I sometimes feel that I am a closeted agnostic. Being a student at a Christian-associated university and a former intern and new employee of a Catholic-based social service agency, I consistently feel the need to hide my true beliefs.

Over the past few eight years, I have been searching for what my beliefs are if they are not Christian. The conclusions that I have come to thus far is that rather than believing in a “God” or deity that provides help and comfort, I believe in humankind. As an African proverb tells us, “we are human because of other humans.” If we are defined as human only by the presence of other humans, then we are responsible for our fellow humankind. To me, there is no relationship that outweighs the importance of the human-to-human relationship.

How does this play out in my life? It means that I feel that it is my responsibility to help my fellow man or woman on the sole basis that they are a human being. I am proud to call myself a soon to be social worker. As a social worker, I strongly believe in one of the profession’s central values: the importance of human relationships. How can I help my clients without first recognizing the importance of my relationship with them? Any progress that may be made is impossible without first establishing a relationship with them.

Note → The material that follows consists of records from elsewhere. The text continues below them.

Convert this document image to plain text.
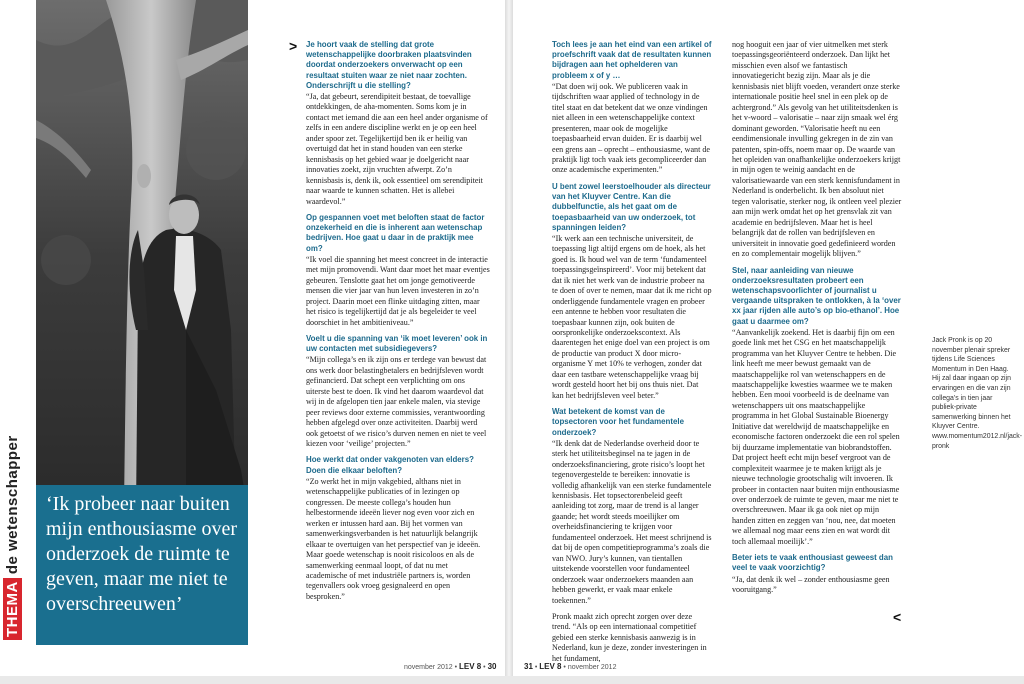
THEMAde wetenschapper ‘Ik probeer naar buiten mijn enthousiasme over onderzoek de ruimte te geven, maar me niet te overschreeuwen’
>
<
Je hoort vaak de stelling dat grote wetenschappelijke doorbraken plaatsvinden doordat onderzoekers onverwacht op een resultaat stuiten waar ze niet naar zochten. Onderschrijft u die stelling?

“Ja, dat gebeurt, serendipiteit bestaat, de toevallige ontdekkingen, de aha-momenten. Soms kom je in contact met iemand die aan een heel ander organisme of zelfs in een andere discipline werkt en je op een heel ander spoor zet. Tegelijkertijd ben ik er heilig van overtuigd dat het in stand houden van een sterke kennisbasis op het gebied waar je doelgericht naar innovaties zoekt, zijn vruchten afwerpt. Zo’n kennisbasis is, denk ik, ook essentieel om serendipiteit naar waarde te kunnen schatten. Het is allebei waardevol.”

Op gespannen voet met beloften staat de factor onzekerheid en die is inherent aan wetenschap bedrijven. Hoe gaat u daar in de praktijk mee om?

“Ik voel die spanning het meest concreet in de interactie met mijn promovendi. Want daar moet het maar eventjes gebeuren. Tenslotte gaat het om jonge gemotiveerde mensen die vier jaar van hun leven investeren in zo’n project. Daarin moet een flinke uitdaging zitten, maar het risico is tegelijkertijd dat je als begeleider te veel doorschiet in het ambitieniveau.”

Voelt u die spanning van ‘ik moet leveren’ ook in uw contacten met subsidiegevers?

“Mijn collega’s en ik zijn ons er terdege van bewust dat ons werk door belastingbetalers en bedrijfsleven wordt gefinancierd. Dat schept een verplichting om ons uiterste best te doen. Ik vind het daarom waardevol dat wij in de afgelopen tien jaar enkele malen, via stevige peer reviews door externe commissies, verantwoording hebben afgelegd over onze activiteiten. Daarbij werd ook getoetst of we risico’s durven nemen en niet te veel kiezen voor ‘veilige’ projecten.”

Hoe werkt dat onder vakgenoten van elders? Doen die elkaar beloften?

“Zo werkt het in mijn vakgebied, althans niet in wetenschappelijke publicaties of in lezingen op congressen. De meeste collega’s houden hun helbestormende ideeën liever nog even voor zich en werken er intussen hard aan. Bij het vormen van samenwerkingsverbanden is het natuurlijk belangrijk elkaar te overtuigen van het perspectief van je ideeën. Maar goede wetenschap is nooit risicoloos en als de samenwerking eenmaal loopt, of dat nu met academische of met industriële partners is, worden tegenvallers ook vroeg gesignaleerd en open besproken.”

Toch lees je aan het eind van een artikel of proefschrift vaak dat de resultaten kunnen bijdragen aan het ophelderen van probleem x of y …

“Dat doen wij ook. We publiceren vaak in tijdschriften waar applied of technology in de titel staat en dat betekent dat we onze vindingen niet alleen in een wetenschappelijke context presenteren, maar ook de mogelijke toepasbaarheid ervan duiden. Er is daarbij wel een grens aan – oprecht – enthousiasme, want de praktijk ligt toch vaak iets gecompliceerder dan onze academische experimenten.”

U bent zowel leerstoelhouder als directeur van het Kluyver Centre. Kan die dubbelfunctie, als het gaat om de toepasbaarheid van uw onderzoek, tot spanningen leiden?

“Ik werk aan een technische universiteit, de toepassing ligt altijd ergens om de hoek, als het goed is. Ik houd wel van de term ‘fundamenteel toepassingsgeïnspireerd’. Voor mij betekent dat dat ik niet het werk van de industrie probeer na te doen of over te nemen, maar dat ik me richt op onderliggende fundamentele vragen en probeer een antenne te hebben voor resultaten die toepasbaar kunnen zijn, ook buiten de oorspronkelijke onderzoekscontext. Als daarentegen het enige doel van een project is om de productie van product X door micro-organisme Y met 10% te verhogen, zonder dat daar een tastbare wetenschappelijke vraag bij wordt gesteld hoort het bij ons thuis niet. Dat kan het bedrijfsleven veel beter.”

Wat betekent de komst van de topsectoren voor het fundamentele onderzoek?

“Ik denk dat de Nederlandse overheid door te sterk het utiliteitsbeginsel na te jagen in de onderzoeksfinanciering, grote risico’s loopt het tegenovergestelde te bereiken: innovatie is volledig afhankelijk van een sterke fundamentele kennisbasis. Het topsectorenbeleid geeft aanleiding tot zorg, maar de trend is al langer gaande; het wordt steeds moeilijker om overheidsfinanciering te krijgen voor fundamenteel onderzoek. Het meest schrijnend is dat bij de open competitieprogramma’s zoals die van NWO. Jury’s kunnen, van tientallen uitstekende voorstellen voor fundamenteel onderzoek waar onderzoekers maanden aan hebben gewerkt, er vaak maar enkele toekennen.”

Pronk maakt zich oprecht zorgen over deze trend. “Als op een internationaal competitief gebied een sterke kennisbasis aanwezig is in Nederland, kun je deze, zonder investeringen in het fundament,

nog hooguit een jaar of vier uitmelken met sterk toepassingsgeoriënteerd onderzoek. Dan lijkt het misschien even alsof we fantastisch innovatiegericht bezig zijn. Maar als je die kennisbasis niet blijft voeden, verandert onze sterke internationale positie heel snel in een plek op de achtergrond.” Als gevolg van het utiliteitsdenken is het v-woord – valorisatie – naar zijn smaak wel érg dominant geworden. “Valorisatie heeft nu een eendimensionale invulling gekregen in de zin van patenten, spin-offs, noem maar op. De waarde van het opleiden van onafhankelijke onderzoekers krijgt in mijn ogen te weinig aandacht en de valorisatiewaarde van een sterk kennisfundament in Nederland is onderbelicht. Ik ben absoluut niet tegen valorisatie, sterker nog, ik ontleen veel plezier aan mijn werk omdat het op het grensvlak zit van academie en bedrijfsleven. Maar het is heel belangrijk dat de rollen van bedrijfsleven en universiteit in innovatie goed gedefinieerd worden en zo complementair mogelijk blijven.”

Stel, naar aanleiding van nieuwe onderzoeksresultaten probeert een wetenschapsvoorlichter of journalist u vergaande uitspraken te ontlokken, à la ‘over xx jaar rijden alle auto’s op bio-ethanol’. Hoe gaat u daarmee om?

“Aanvankelijk zoekend. Het is daarbij fijn om een goede link met het CSG en het maatschappelijk programma van het Kluyver Centre te hebben. Die link heeft me meer bewust gemaakt van de maatschappelijke rol van wetenschappers en de maatschappelijke kwesties waarmee we te maken hebben. Een mooi voorbeeld is de deelname van wetenschappers uit ons maatschappelijke programma in het Global Sustainable Bioenergy Initiative dat wereldwijd de maatschappelijke en economische factoren onderzoekt die een rol spelen bij duurzame implementatie van biobrandstoffen. Dat project heeft echt mijn besef vergroot van de complexiteit waarmee je te maken krijgt als je nieuwe technologie grootschalig wilt invoeren. Ik probeer in contacten naar buiten mijn enthousiasme over onderzoek de ruimte te geven, maar me niet te overschreeuwen. Maar ik ga ook niet op mijn handen zitten en zeggen van ‘nou, nee, dat moeten we allemaal nog maar eens zien en wat wordt dit toch allemaal moeilijk’.”

Beter iets te vaak enthousiast geweest dan veel te vaak voorzichtig?

“Ja, dat denk ik wel – zonder enthousiasme geen vooruitgang.”

Jack Pronk is op 20 november plenair spreker tijdens Life Sciences Momentum in Den Haag. Hij zal daar ingaan op zijn ervaringen en die van zijn collega’s in tien jaar publiek-private samenwerking binnen het Kluyver Centre. www.momentum2012.nl/jack-pronk
november 2012 • LEV 8 • 30	31 • LEV 8 • november 2012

I also believe that this means that we have the responsibility to protect other humans in the world when their rights and safety are threatened.

This is why I have dedicated my life to working with refugees, asylees, and victims of human trafficking. Many question why I choose to help people from other countries when there are so many Americans already here that need so much help. My answer is I view Americans and those from other countries the same, all as people, humans. I do this because I believe in people and I believe in the importance of building relationships with them. I do this because I do not believe in the imaginary lines and borders that were created to divide rather than untie us as human beings. I do this because, for me, I believe in reaching my hand to my fellow human in need rather than reaching my hand to a “God” or deity that I don’t feel present in my life.

And above all, I do this because it is when I am building this important relationship with my refugee and asylee clients that I am reminded what it means to be human.